Harvest information & documentation from repositories and images. Easily extensible to work with multiple Git & Image hosts. Store it all as linked data.
Prerequisites: Docker, (git if building from source)
The repo-harvester is built to collect information about mu-semtech repositories, into app-mu-info. This tutorial will show how to get a basic version up and running. It assumes a basic understanding of mu-semtech.
# docker-compose.yml
version: '3.4'
services:
db:
image: redpencil/virtuoso:feature-woodpecker-feature-builds
environment:
SPARQL_UPDATE: "true"
DEFAULT_GRAPH: "http://mu.semte.ch/application"
volumes:
- ./data/db:/data
harvester:
image: repo-harvester:0.1.0
ports:
- "5000:80" # Remove this in production
links:
- db:database
volumes:
- ./config:/usr/src/app/config
Now all you have to do is run the following commands:
docker-compose up # Starts the stack
curl localhost:5000/init # Populates the database
curl localhost:5000/update # Updates the database
And that's it! However, if you wish, you can change the repo/image sources and categories of this app rather easily. For a production-ready example usage, view app-mu-info.
- repos.conf - Where to find repositores
- categories.conf - How to categorise the repositories
- overrides.conf - In case some of your repositories/images do not follow your other conventions
For all of these files, an example is provided in the config/ folder. You can apply the provided ones by simply removing .example
from the filename.
They can also be loaded in through docker-compose. See app-mu-info/docker-compose.yml for an example.
[mu-semtech GitHub + DockerHub] # Section name, arbitrary
repos_host=GitHub # Host on which the repos are hosted. Case-insensitive
repos_username=mu-semtech # Username/org name on the repos' host
images_host=DockerHub # Host on which the repos' relevant iamges are hosted. Case-insensitive
images_username=semtech # Username/org name on the images' host
Currently supported hosts are:
name/id | type | Link to code |
---|---|---|
GitHub | Repositories | reposource/GitHub.py |
DockerHub | Images | imagesource/DockerHub.py |
For info on what categories are, please see the discussions section
Categories are defined as follows:
[templates] # Section name, arbitrary
name=Templates # Human readable name
id=templates # id, will be used to generate a linked data url
regex=.*-template # regex which will be ran against the repository name to check whether it's part of the category
The order in which you add them does matter, as every repo only has one category. If you add a category with a .*
regex on the top of the file, it will subsequently match everything. Make sure to work down from most specific to less specific/catch-all.
You can configure overrides.conf in case you break your own Category naming convention, or want to archive specific repositories without changing anything in the repository itself. The syntax is as follows:
[regex-.*-for-repo-name]
Category=tools # Optional, reassigns to the category with specified
ImageName=mu-login-service # Optional, overrides the container image name for this repo
Thanks to mu-python-template, you can mount the following volumes to save cache, as well as enable live-reload.
version: '3.4'
services:
# ...
harvester:
# ...
volumes:
- /path/to/repo-harvester/:/app
- ./cache/:/tmp/repo-harvester/
ports:
- "5000:80"
environment:
MODE: "development" # mu-python-template variable
LOG_LEVEL: "debug" # mu-python-template variable
RH_CACHE: "True" # Save requested API data to cache
RH_PRINT: "True" # Print to stdout
It is only intended to be used during development.
git clone https://github.com/mu-semtech/repo-harvester.git
cd repo-harvester
docker build -t repo-harvester .
docker run -p 80:80 repo-harvester
Please also check the docstrings and typing included in the code!
For the model which this microservice uses, check the reference in mu-app-info.
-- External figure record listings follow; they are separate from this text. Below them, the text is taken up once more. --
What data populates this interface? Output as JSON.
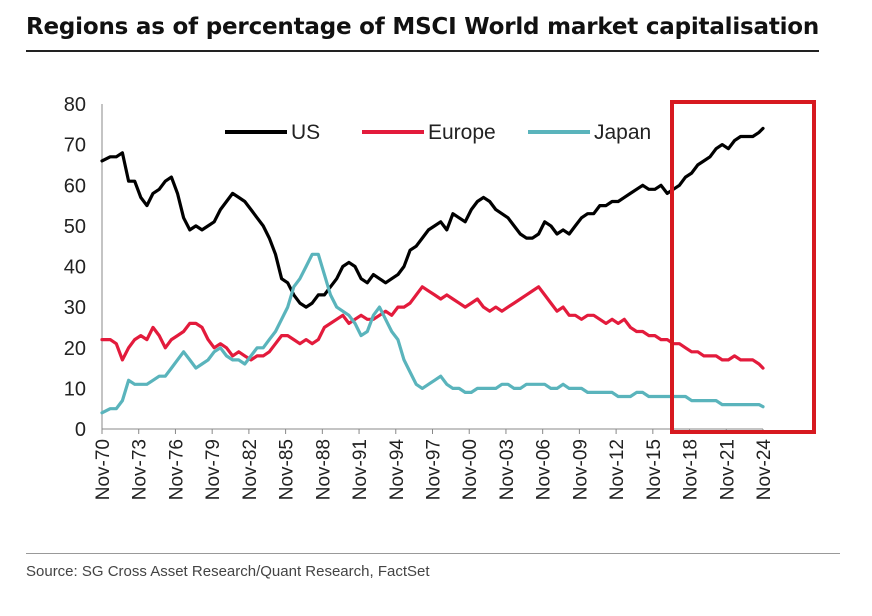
{
  "title": "Regions as of percentage of MSCI World market capitalisation",
  "source": "Source: SG Cross Asset Research/Quant Research, FactSet",
  "chart_data": {
    "type": "line",
    "title": "Regions as of percentage of MSCI World market capitalisation",
    "xlabel": "",
    "ylabel": "",
    "ylim": [
      0,
      80
    ],
    "yticks": [
      0,
      10,
      20,
      30,
      40,
      50,
      60,
      70,
      80
    ],
    "xlim": [
      1970.83,
      2024.83
    ],
    "xticks": [
      "Nov-70",
      "Nov-73",
      "Nov-76",
      "Nov-79",
      "Nov-82",
      "Nov-85",
      "Nov-88",
      "Nov-91",
      "Nov-94",
      "Nov-97",
      "Nov-00",
      "Nov-03",
      "Nov-06",
      "Nov-09",
      "Nov-12",
      "Nov-15",
      "Nov-18",
      "Nov-21",
      "Nov-24"
    ],
    "legend": "top",
    "highlight": {
      "x_from": 2016.6,
      "x_to": 2025.2,
      "color": "#d71920"
    },
    "series": [
      {
        "name": "US",
        "color": "#000000",
        "x": [
          1970.83,
          1971.5,
          1972.0,
          1972.5,
          1973.0,
          1973.5,
          1974.0,
          1974.5,
          1975.0,
          1975.5,
          1976.0,
          1976.5,
          1977.0,
          1977.5,
          1978.0,
          1978.5,
          1979.0,
          1979.5,
          1980.0,
          1980.5,
          1981.0,
          1981.5,
          1982.0,
          1982.5,
          1983.0,
          1983.5,
          1984.0,
          1984.5,
          1985.0,
          1985.5,
          1986.0,
          1986.5,
          1987.0,
          1987.5,
          1988.0,
          1988.5,
          1989.0,
          1989.5,
          1990.0,
          1990.5,
          1991.0,
          1991.5,
          1992.0,
          1992.5,
          1993.0,
          1993.5,
          1994.0,
          1994.5,
          1995.0,
          1995.5,
          1996.0,
          1996.5,
          1997.0,
          1997.5,
          1998.0,
          1998.5,
          1999.0,
          1999.5,
          2000.0,
          2000.5,
          2001.0,
          2001.5,
          2002.0,
          2002.5,
          2003.0,
          2003.5,
          2004.0,
          2004.5,
          2005.0,
          2005.5,
          2006.0,
          2006.5,
          2007.0,
          2007.5,
          2008.0,
          2008.5,
          2009.0,
          2009.5,
          2010.0,
          2010.5,
          2011.0,
          2011.5,
          2012.0,
          2012.5,
          2013.0,
          2013.5,
          2014.0,
          2014.5,
          2015.0,
          2015.5,
          2016.0,
          2016.5,
          2017.0,
          2017.5,
          2018.0,
          2018.5,
          2019.0,
          2019.5,
          2020.0,
          2020.5,
          2021.0,
          2021.5,
          2022.0,
          2022.5,
          2023.0,
          2023.5,
          2024.0,
          2024.5,
          2024.83
        ],
        "values": [
          66,
          67,
          67,
          68,
          61,
          61,
          57,
          55,
          58,
          59,
          61,
          62,
          58,
          52,
          49,
          50,
          49,
          50,
          51,
          54,
          56,
          58,
          57,
          56,
          54,
          52,
          50,
          47,
          43,
          37,
          36,
          33,
          31,
          30,
          31,
          33,
          33,
          35,
          37,
          40,
          41,
          40,
          37,
          36,
          38,
          37,
          36,
          37,
          38,
          40,
          44,
          45,
          47,
          49,
          50,
          51,
          49,
          53,
          52,
          51,
          54,
          56,
          57,
          56,
          54,
          53,
          52,
          50,
          48,
          47,
          47,
          48,
          51,
          50,
          48,
          49,
          48,
          50,
          52,
          53,
          53,
          55,
          55,
          56,
          56,
          57,
          58,
          59,
          60,
          59,
          59,
          60,
          58,
          59,
          60,
          62,
          63,
          65,
          66,
          67,
          69,
          70,
          69,
          71,
          72,
          72,
          72,
          73,
          74
        ]
      },
      {
        "name": "Europe",
        "color": "#e31b3c",
        "x": [
          1970.83,
          1971.5,
          1972.0,
          1972.5,
          1973.0,
          1973.5,
          1974.0,
          1974.5,
          1975.0,
          1975.5,
          1976.0,
          1976.5,
          1977.0,
          1977.5,
          1978.0,
          1978.5,
          1979.0,
          1979.5,
          1980.0,
          1980.5,
          1981.0,
          1981.5,
          1982.0,
          1982.5,
          1983.0,
          1983.5,
          1984.0,
          1984.5,
          1985.0,
          1985.5,
          1986.0,
          1986.5,
          1987.0,
          1987.5,
          1988.0,
          1988.5,
          1989.0,
          1989.5,
          1990.0,
          1990.5,
          1991.0,
          1991.5,
          1992.0,
          1992.5,
          1993.0,
          1993.5,
          1994.0,
          1994.5,
          1995.0,
          1995.5,
          1996.0,
          1996.5,
          1997.0,
          1997.5,
          1998.0,
          1998.5,
          1999.0,
          1999.5,
          2000.0,
          2000.5,
          2001.0,
          2001.5,
          2002.0,
          2002.5,
          2003.0,
          2003.5,
          2004.0,
          2004.5,
          2005.0,
          2005.5,
          2006.0,
          2006.5,
          2007.0,
          2007.5,
          2008.0,
          2008.5,
          2009.0,
          2009.5,
          2010.0,
          2010.5,
          2011.0,
          2011.5,
          2012.0,
          2012.5,
          2013.0,
          2013.5,
          2014.0,
          2014.5,
          2015.0,
          2015.5,
          2016.0,
          2016.5,
          2017.0,
          2017.5,
          2018.0,
          2018.5,
          2019.0,
          2019.5,
          2020.0,
          2020.5,
          2021.0,
          2021.5,
          2022.0,
          2022.5,
          2023.0,
          2023.5,
          2024.0,
          2024.5,
          2024.83
        ],
        "values": [
          22,
          22,
          21,
          17,
          20,
          22,
          23,
          22,
          25,
          23,
          20,
          22,
          23,
          24,
          26,
          26,
          25,
          22,
          20,
          21,
          20,
          18,
          19,
          18,
          17,
          18,
          18,
          19,
          21,
          23,
          23,
          22,
          21,
          22,
          21,
          22,
          25,
          26,
          27,
          28,
          26,
          27,
          28,
          27,
          27,
          28,
          29,
          28,
          30,
          30,
          31,
          33,
          35,
          34,
          33,
          32,
          33,
          32,
          31,
          30,
          31,
          32,
          30,
          29,
          30,
          29,
          30,
          31,
          32,
          33,
          34,
          35,
          33,
          31,
          29,
          30,
          28,
          28,
          27,
          28,
          28,
          27,
          26,
          27,
          26,
          27,
          25,
          24,
          24,
          23,
          23,
          22,
          22,
          21,
          21,
          20,
          19,
          19,
          18,
          18,
          18,
          17,
          17,
          18,
          17,
          17,
          17,
          16,
          15
        ]
      },
      {
        "name": "Japan",
        "color": "#5ab4bc",
        "x": [
          1970.83,
          1971.5,
          1972.0,
          1972.5,
          1973.0,
          1973.5,
          1974.0,
          1974.5,
          1975.0,
          1975.5,
          1976.0,
          1976.5,
          1977.0,
          1977.5,
          1978.0,
          1978.5,
          1979.0,
          1979.5,
          1980.0,
          1980.5,
          1981.0,
          1981.5,
          1982.0,
          1982.5,
          1983.0,
          1983.5,
          1984.0,
          1984.5,
          1985.0,
          1985.5,
          1986.0,
          1986.5,
          1987.0,
          1987.5,
          1988.0,
          1988.5,
          1989.0,
          1989.5,
          1990.0,
          1990.5,
          1991.0,
          1991.5,
          1992.0,
          1992.5,
          1993.0,
          1993.5,
          1994.0,
          1994.5,
          1995.0,
          1995.5,
          1996.0,
          1996.5,
          1997.0,
          1997.5,
          1998.0,
          1998.5,
          1999.0,
          1999.5,
          2000.0,
          2000.5,
          2001.0,
          2001.5,
          2002.0,
          2002.5,
          2003.0,
          2003.5,
          2004.0,
          2004.5,
          2005.0,
          2005.5,
          2006.0,
          2006.5,
          2007.0,
          2007.5,
          2008.0,
          2008.5,
          2009.0,
          2009.5,
          2010.0,
          2010.5,
          2011.0,
          2011.5,
          2012.0,
          2012.5,
          2013.0,
          2013.5,
          2014.0,
          2014.5,
          2015.0,
          2015.5,
          2016.0,
          2016.5,
          2017.0,
          2017.5,
          2018.0,
          2018.5,
          2019.0,
          2019.5,
          2020.0,
          2020.5,
          2021.0,
          2021.5,
          2022.0,
          2022.5,
          2023.0,
          2023.5,
          2024.0,
          2024.5,
          2024.83
        ],
        "values": [
          4,
          5,
          5,
          7,
          12,
          11,
          11,
          11,
          12,
          13,
          13,
          15,
          17,
          19,
          17,
          15,
          16,
          17,
          19,
          20,
          18,
          17,
          17,
          16,
          18,
          20,
          20,
          22,
          24,
          27,
          30,
          35,
          37,
          40,
          43,
          43,
          38,
          33,
          30,
          29,
          28,
          26,
          23,
          24,
          28,
          30,
          27,
          24,
          22,
          17,
          14,
          11,
          10,
          11,
          12,
          13,
          11,
          10,
          10,
          9,
          9,
          10,
          10,
          10,
          10,
          11,
          11,
          10,
          10,
          11,
          11,
          11,
          11,
          10,
          10,
          11,
          10,
          10,
          10,
          9,
          9,
          9,
          9,
          9,
          8,
          8,
          8,
          9,
          9,
          8,
          8,
          8,
          8,
          8,
          8,
          8,
          7,
          7,
          7,
          7,
          7,
          6,
          6,
          6,
          6,
          6,
          6,
          6,
          5.5
        ]
      }
    ]
  }
}
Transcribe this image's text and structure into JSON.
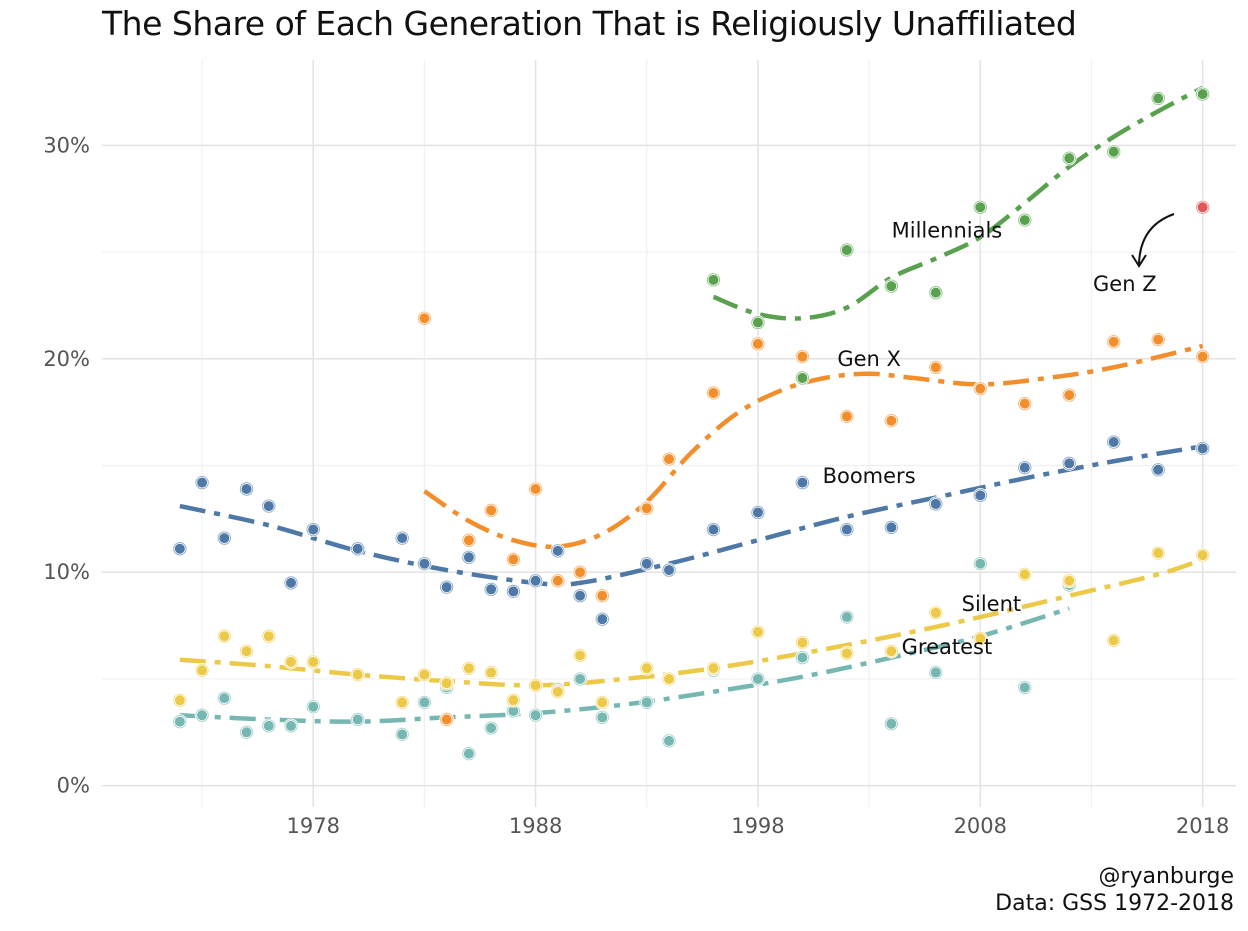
{
  "chart_data": {
    "type": "scatter",
    "title": "The Share of Each Generation That is Religiously Unaffiliated",
    "xlabel": "",
    "ylabel": "",
    "xlim": [
      1968.5,
      2019.5
    ],
    "ylim": [
      -1,
      34
    ],
    "x_ticks": [
      1978,
      1988,
      1998,
      2008,
      2018
    ],
    "x_tick_labels": [
      "1978",
      "1988",
      "1998",
      "2008",
      "2018"
    ],
    "y_ticks": [
      0,
      10,
      20,
      30
    ],
    "y_tick_labels": [
      "0%",
      "10%",
      "20%",
      "30%"
    ],
    "grid": true,
    "legend": "none (direct labels)",
    "series": [
      {
        "name": "Greatest",
        "color": "#76b7b2",
        "label_pos": [
          2006.5,
          6.5
        ],
        "x": [
          1972,
          1973,
          1974,
          1975,
          1976,
          1977,
          1978,
          1980,
          1982,
          1983,
          1984,
          1985,
          1986,
          1987,
          1988,
          1989,
          1990,
          1991,
          1993,
          1994,
          1996,
          1998,
          2000,
          2002,
          2004,
          2006,
          2008,
          2010,
          2012
        ],
        "y": [
          3.0,
          3.3,
          4.1,
          2.5,
          2.8,
          2.8,
          3.7,
          3.1,
          2.4,
          3.9,
          4.6,
          1.5,
          2.7,
          3.5,
          3.3,
          4.5,
          5.0,
          3.2,
          3.9,
          2.1,
          5.4,
          5.0,
          6.0,
          7.9,
          2.9,
          5.3,
          10.4,
          4.6,
          9.4
        ],
        "trend": [
          [
            1972,
            3.3
          ],
          [
            1976,
            3.1
          ],
          [
            1980,
            3.0
          ],
          [
            1984,
            3.2
          ],
          [
            1988,
            3.4
          ],
          [
            1992,
            3.8
          ],
          [
            1996,
            4.4
          ],
          [
            2000,
            5.1
          ],
          [
            2004,
            6.0
          ],
          [
            2008,
            7.0
          ],
          [
            2012,
            8.3
          ]
        ]
      },
      {
        "name": "Silent",
        "color": "#edc948",
        "label_pos": [
          2008.5,
          8.5
        ],
        "x": [
          1972,
          1973,
          1974,
          1975,
          1976,
          1977,
          1978,
          1980,
          1982,
          1983,
          1984,
          1985,
          1986,
          1987,
          1988,
          1989,
          1990,
          1991,
          1993,
          1994,
          1996,
          1998,
          2000,
          2002,
          2004,
          2006,
          2008,
          2010,
          2012,
          2014,
          2016,
          2018
        ],
        "y": [
          4.0,
          5.4,
          7.0,
          6.3,
          7.0,
          5.8,
          5.8,
          5.2,
          3.9,
          5.2,
          4.8,
          5.5,
          5.3,
          4.0,
          4.7,
          4.4,
          6.1,
          3.9,
          5.5,
          5.0,
          5.5,
          7.2,
          6.7,
          6.2,
          6.3,
          8.1,
          6.9,
          9.9,
          9.6,
          6.8,
          10.9,
          10.8
        ],
        "trend": [
          [
            1972,
            5.9
          ],
          [
            1976,
            5.6
          ],
          [
            1980,
            5.2
          ],
          [
            1984,
            4.9
          ],
          [
            1988,
            4.7
          ],
          [
            1992,
            5.0
          ],
          [
            1996,
            5.5
          ],
          [
            2000,
            6.2
          ],
          [
            2004,
            7.0
          ],
          [
            2008,
            7.9
          ],
          [
            2012,
            8.9
          ],
          [
            2016,
            9.9
          ],
          [
            2018,
            10.6
          ]
        ]
      },
      {
        "name": "Boomers",
        "color": "#4e79a7",
        "label_pos": [
          2003,
          14.5
        ],
        "x": [
          1972,
          1973,
          1974,
          1975,
          1976,
          1977,
          1978,
          1980,
          1982,
          1983,
          1984,
          1985,
          1986,
          1987,
          1988,
          1989,
          1990,
          1991,
          1993,
          1994,
          1996,
          1998,
          2000,
          2002,
          2004,
          2006,
          2008,
          2010,
          2012,
          2014,
          2016,
          2018
        ],
        "y": [
          11.1,
          14.2,
          11.6,
          13.9,
          13.1,
          9.5,
          12.0,
          11.1,
          11.6,
          10.4,
          9.3,
          10.7,
          9.2,
          9.1,
          9.6,
          11.0,
          8.9,
          7.8,
          10.4,
          10.1,
          12.0,
          12.8,
          14.2,
          12.0,
          12.1,
          13.2,
          13.6,
          14.9,
          15.1,
          16.1,
          14.8,
          15.8
        ],
        "trend": [
          [
            1972,
            13.1
          ],
          [
            1976,
            12.2
          ],
          [
            1980,
            11.0
          ],
          [
            1984,
            10.1
          ],
          [
            1988,
            9.5
          ],
          [
            1990,
            9.5
          ],
          [
            1994,
            10.4
          ],
          [
            1998,
            11.5
          ],
          [
            2002,
            12.6
          ],
          [
            2006,
            13.5
          ],
          [
            2010,
            14.4
          ],
          [
            2014,
            15.2
          ],
          [
            2018,
            15.9
          ]
        ]
      },
      {
        "name": "Gen X",
        "color": "#f28e2b",
        "label_pos": [
          2003,
          20
        ],
        "x": [
          1983,
          1984,
          1985,
          1986,
          1987,
          1988,
          1989,
          1990,
          1991,
          1993,
          1994,
          1996,
          1998,
          2000,
          2002,
          2004,
          2006,
          2008,
          2010,
          2012,
          2014,
          2016,
          2018
        ],
        "y": [
          21.9,
          3.1,
          11.5,
          12.9,
          10.6,
          13.9,
          9.6,
          10.0,
          8.9,
          13.0,
          15.3,
          18.4,
          20.7,
          20.1,
          17.3,
          17.1,
          19.6,
          18.6,
          17.9,
          18.3,
          20.8,
          20.9,
          20.1
        ],
        "trend": [
          [
            1983,
            13.8
          ],
          [
            1985,
            12.4
          ],
          [
            1987,
            11.5
          ],
          [
            1989,
            11.2
          ],
          [
            1991,
            11.8
          ],
          [
            1993,
            13.3
          ],
          [
            1995,
            15.6
          ],
          [
            1997,
            17.4
          ],
          [
            1999,
            18.5
          ],
          [
            2001,
            19.1
          ],
          [
            2003,
            19.3
          ],
          [
            2005,
            19.1
          ],
          [
            2008,
            18.8
          ],
          [
            2011,
            19.1
          ],
          [
            2014,
            19.6
          ],
          [
            2018,
            20.6
          ]
        ]
      },
      {
        "name": "Millennials",
        "color": "#59a14f",
        "label_pos": [
          2006.5,
          26
        ],
        "x": [
          1996,
          1998,
          2000,
          2002,
          2004,
          2006,
          2008,
          2010,
          2012,
          2014,
          2016,
          2018
        ],
        "y": [
          23.7,
          21.7,
          19.1,
          25.1,
          23.4,
          23.1,
          27.1,
          26.5,
          29.4,
          29.7,
          32.2,
          32.4
        ],
        "trend": [
          [
            1996,
            22.9
          ],
          [
            1998,
            22.1
          ],
          [
            2000,
            21.9
          ],
          [
            2002,
            22.4
          ],
          [
            2004,
            23.8
          ],
          [
            2006,
            24.7
          ],
          [
            2008,
            25.7
          ],
          [
            2010,
            27.3
          ],
          [
            2012,
            29.0
          ],
          [
            2014,
            30.4
          ],
          [
            2016,
            31.6
          ],
          [
            2018,
            32.7
          ]
        ]
      },
      {
        "name": "Gen Z",
        "color": "#e15759",
        "label_pos": [
          2014.5,
          23.5
        ],
        "x": [
          2018
        ],
        "y": [
          27.1
        ],
        "trend": []
      }
    ],
    "annotations": [
      "@ryanburge",
      "Data: GSS 1972-2018"
    ]
  },
  "caption": {
    "credit": "@ryanburge",
    "source": "Data: GSS 1972-2018"
  }
}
Categories are arbitrary. We've added these because a lot of organisations - mu-semtech included - have a lot of different types of repos. More specifically, repos that are no longer in active use, as well as repos that are closely related to eachother. Categories allow you to categorise your repos in any way you want. See it as an html data-
tag.
We've implemented revisions to allow easy traversal through current & past documentation. However, there was no set way to define a revision. Using Image tags would be useless, as there are often projects with multiple images per release (alpine vs regular for example). Using GitHub releases would break this projects rule of being platform-independent. Using solely Git Tags could lead to a lack of relevant Image releases.
Thus revisions are found & added by the following logic: if a Git tag has a corresponding image tag, it is counted as a revision.
This project is licensed under the MIT License.